Looking out over the deep blue of the bay, with the snowy mountains beyond, Mr Satterthwaite was almost inclined to agree with him. He finished his coffee, and lying down on the bed, fell fast asleep.
At déjeuner the Duchess was in great spirits.
‘This is just what will be good for you, Satterthwaite,’ she said. ‘Get you out of all those dusty little old-maidish ways of yours.’ She swept a lorgnette round the room. ‘Upon my word, there’s Naomi Carlton Smith.’
She indicated a girl sitting by herself at a table in the window. A round-shouldered girl, who slouched as she sat. Her dress appeared to be made of some kind of brown sacking. She had black hair, untidily bobbed.
‘An artist?’ asked Mr Satterthwaite.
He was always good at placing people.
‘Quite right,’ said the Duchess. ‘Calls herself one anyway. I knew she was mooching around in some queer quarter of the globe. Poor as a church mouse, proud as Lucifer, and a bee in her bonnet like all the Carlton Smiths. Her mother was my first cousin.’
‘She’s one of the Knowlton lot then?’
The Duchess nodded.
‘Been her own worst enemy,’ she volunteered. ‘Clever girl too. Mixed herself up with a most undesirable young man. One of that Chelsea crowd. Wrote plays or poems or something unhealthy. Nobody took ’em, of course. Then he stole somebody’s jewels and got caught out. I forget what they gave him. Five years, I think. But you must remember? It was last winter.’
‘Last winter I was in Egypt,’ explained Mr Satterthwaite. ‘I had ’flu very badly the end of January, and the doctors insisted on Egypt afterwards. I missed a lot.’
His voice rang with a note of real regret.
‘That girl seems to me to be moping,’ said the Duchess, raising her lorgnette once more. ‘I can’t allow that.’
On her way out, she stopped by Miss Carlton Smith’s table and tapped the girl on the shoulder.
‘Well, Naomi, you don’t seem to remember me?’
Naomi rose rather unwillingly to her feet.
‘Yes, I do, Duchess.
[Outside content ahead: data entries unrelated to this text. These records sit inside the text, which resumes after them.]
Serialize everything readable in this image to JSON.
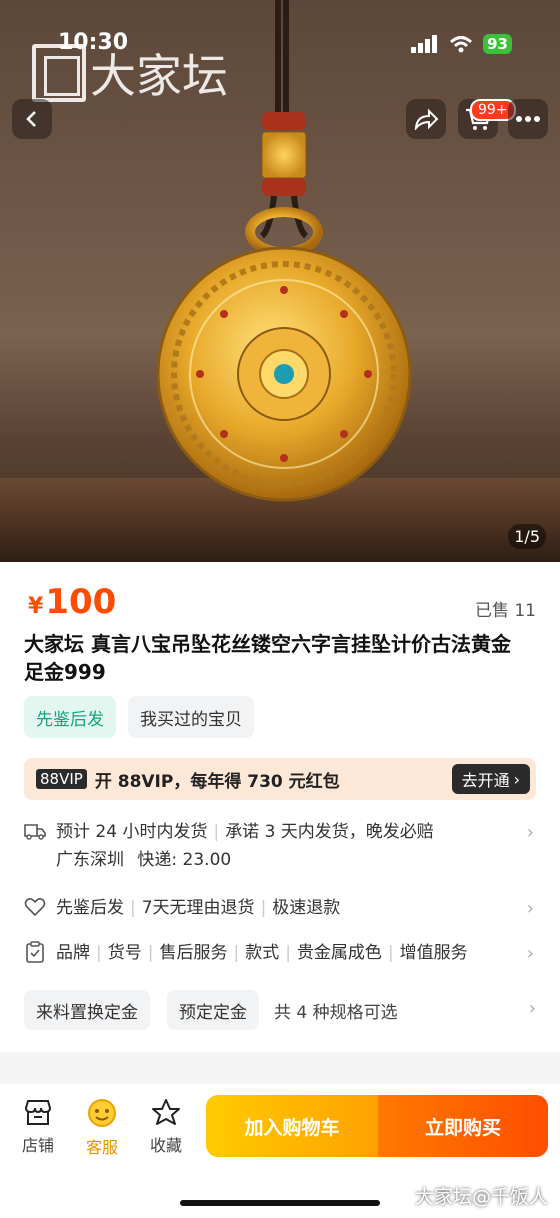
{
  "status_bar": {
    "time": "10:30",
    "battery": "93"
  },
  "watermark": {
    "logo_text": "大家坛",
    "bottom_text": "大家坛@千饭人"
  },
  "header": {
    "cart_badge": "99+"
  },
  "gallery": {
    "counter": "1/5"
  },
  "product": {
    "currency": "¥",
    "price": "100",
    "sold": "已售 11",
    "title": "大家坛 真言八宝吊坠花丝镂空六字言挂坠计价古法黄金 足金999",
    "tags": [
      "先鉴后发",
      "我买过的宝贝"
    ]
  },
  "vip": {
    "badge": "88VIP",
    "text": "开 88VIP，每年得 730 元红包",
    "button": "去开通"
  },
  "shipping": {
    "promise_1": "预计 24 小时内发货",
    "promise_2": "承诺 3 天内发货，晚发必赔",
    "origin": "广东深圳",
    "fee_label": "快递:",
    "fee": "23.00"
  },
  "services": [
    "先鉴后发",
    "7天无理由退货",
    "极速退款"
  ],
  "params": [
    "品牌",
    "货号",
    "售后服务",
    "款式",
    "贵金属成色",
    "增值服务"
  ],
  "specs": {
    "options": [
      "来料置换定金",
      "预定定金"
    ],
    "count_text": "共 4 种规格可选"
  },
  "bottom_bar": {
    "store": "店铺",
    "service": "客服",
    "favorite": "收藏",
    "add_to_cart": "加入购物车",
    "buy_now": "立即购买"
  },
  "colors": {
    "accent": "#ff4c00",
    "green": "#1aa37a",
    "cart_btn": "#ffb300",
    "buy_btn": "#ff5a00"
  }
}
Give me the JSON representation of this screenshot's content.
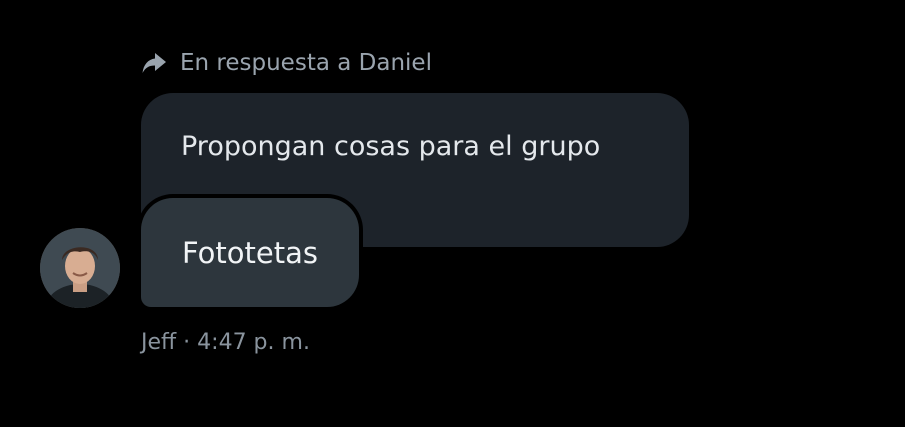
{
  "reply_context": {
    "icon": "reply-arrow-icon",
    "text": "En respuesta a Daniel"
  },
  "quoted_message": {
    "text": "Propongan cosas para el grupo"
  },
  "message": {
    "text": "Fototetas",
    "avatar": "user-avatar"
  },
  "meta": {
    "text": "Jeff · 4:47 p. m."
  },
  "colors": {
    "background": "#000000",
    "quoted_bubble": "#1d232a",
    "message_bubble": "#2d363d",
    "secondary_text": "#9aa4ae"
  }
}
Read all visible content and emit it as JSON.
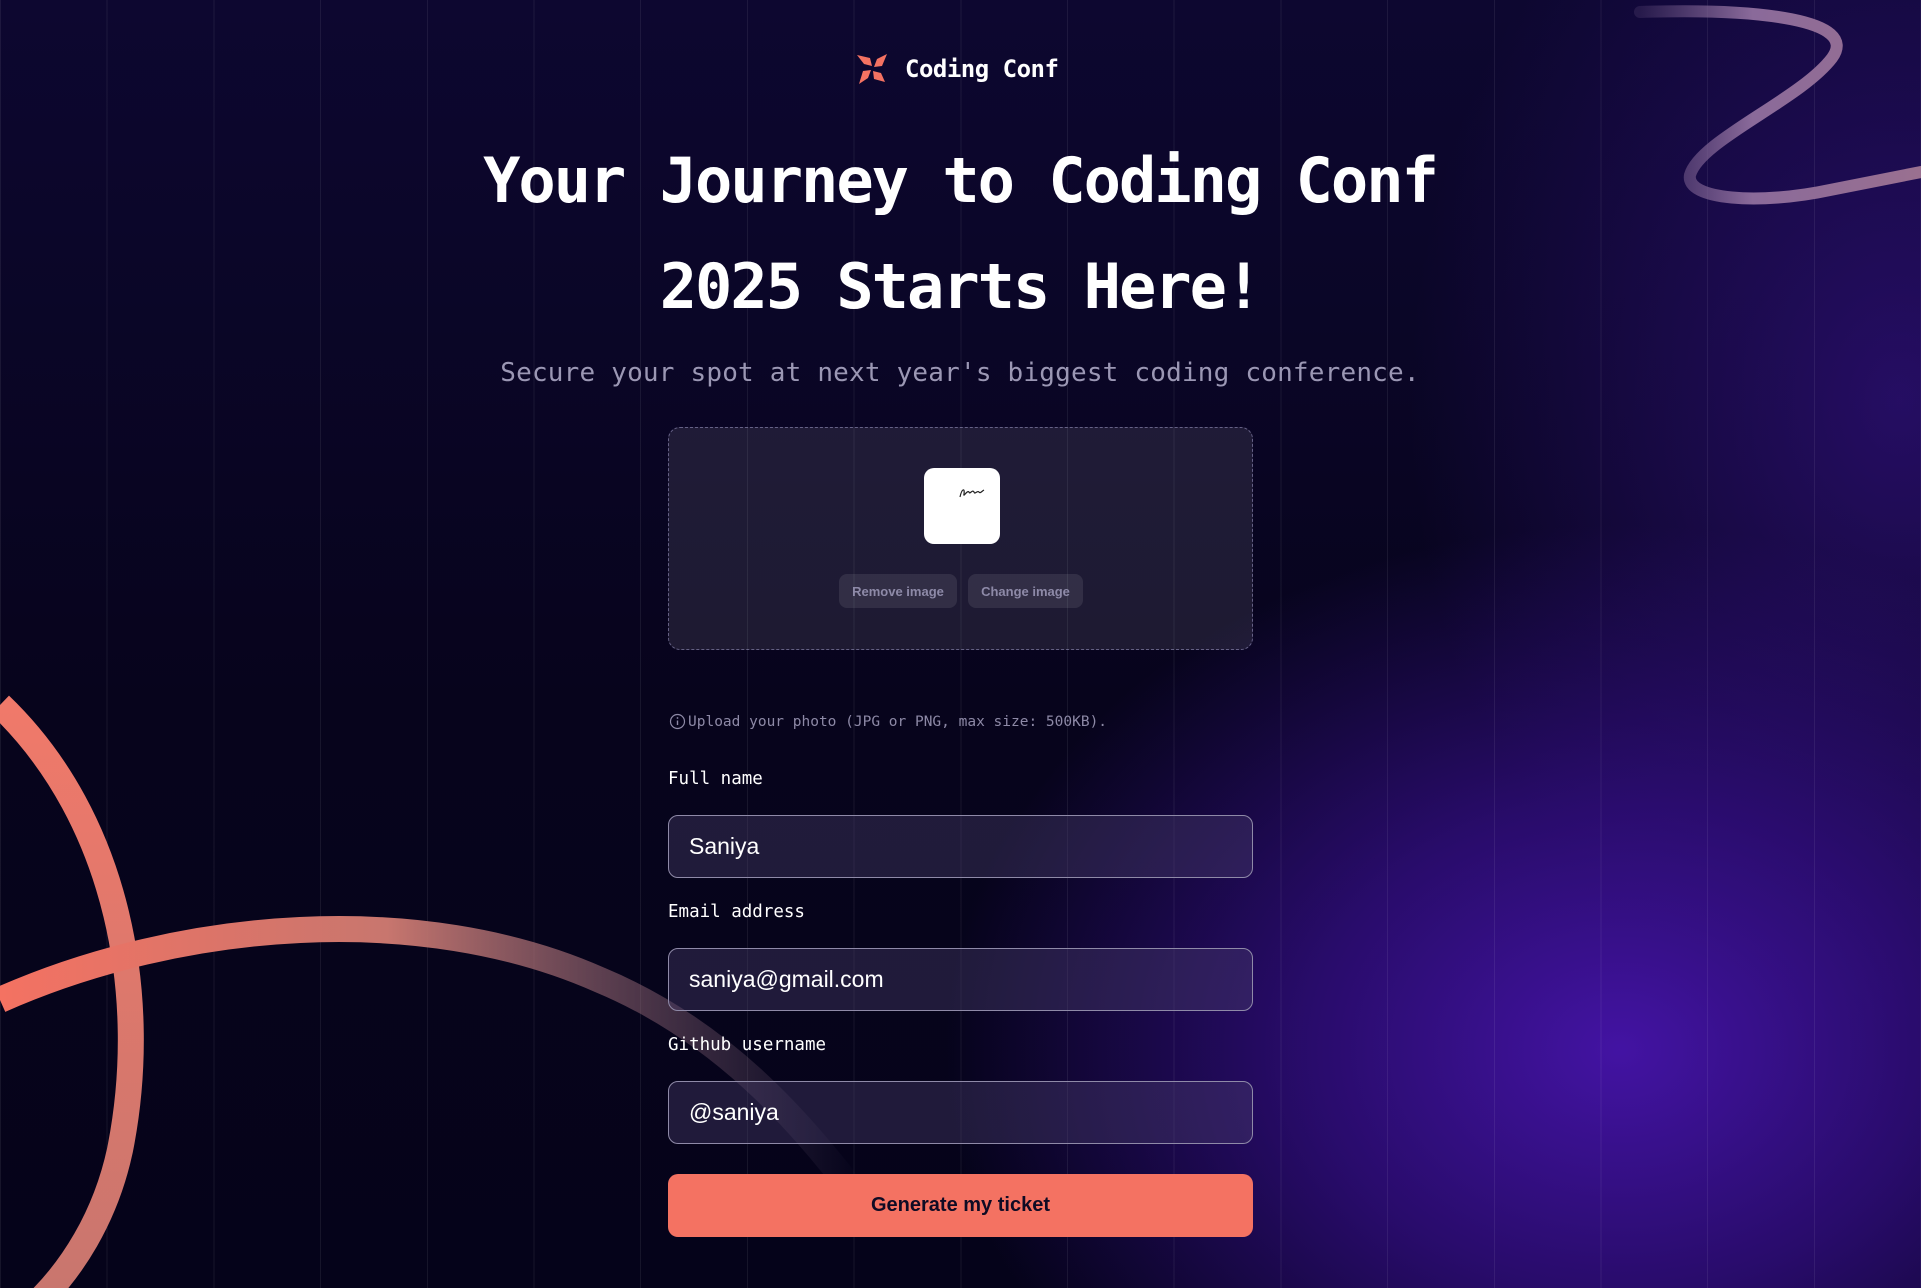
{
  "brand": {
    "name": "Coding Conf",
    "accent_color": "#f47262"
  },
  "hero": {
    "title_line1": "Your Journey to Coding Conf",
    "title_line2": "2025 Starts Here!",
    "subtitle": "Secure your spot at next year's biggest coding conference."
  },
  "upload": {
    "remove_label": "Remove image",
    "change_label": "Change image",
    "hint": "Upload your photo (JPG or PNG, max size: 500KB).",
    "hint_icon": "info-icon"
  },
  "form": {
    "full_name": {
      "label": "Full name",
      "value": "Saniya"
    },
    "email": {
      "label": "Email address",
      "value": "saniya@gmail.com"
    },
    "github": {
      "label": "Github username",
      "value": "@saniya"
    },
    "submit_label": "Generate my ticket"
  }
}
I saw you come in. I thought it was quite likely you mightn’t recognize me.’
She drawled the words lazily, with a complete indifference of manner.
‘When you’ve finished your lunch, come and talk to me on the terrace,’ ordered the Duchess.
‘Very well.’
Naomi yawned.
‘Shocking manners,’ said the Duchess, to Mr Satterthwaite, as she resumed her progress. ‘All the Carlton Smiths have.’
They had their coffee outside in the sunshine. They had been there about six minutes when Naomi Carlton Smith lounged out from the hotel and joined them. She let herself fall slackly on to a chair with her legs stretched out ungracefully in front of her.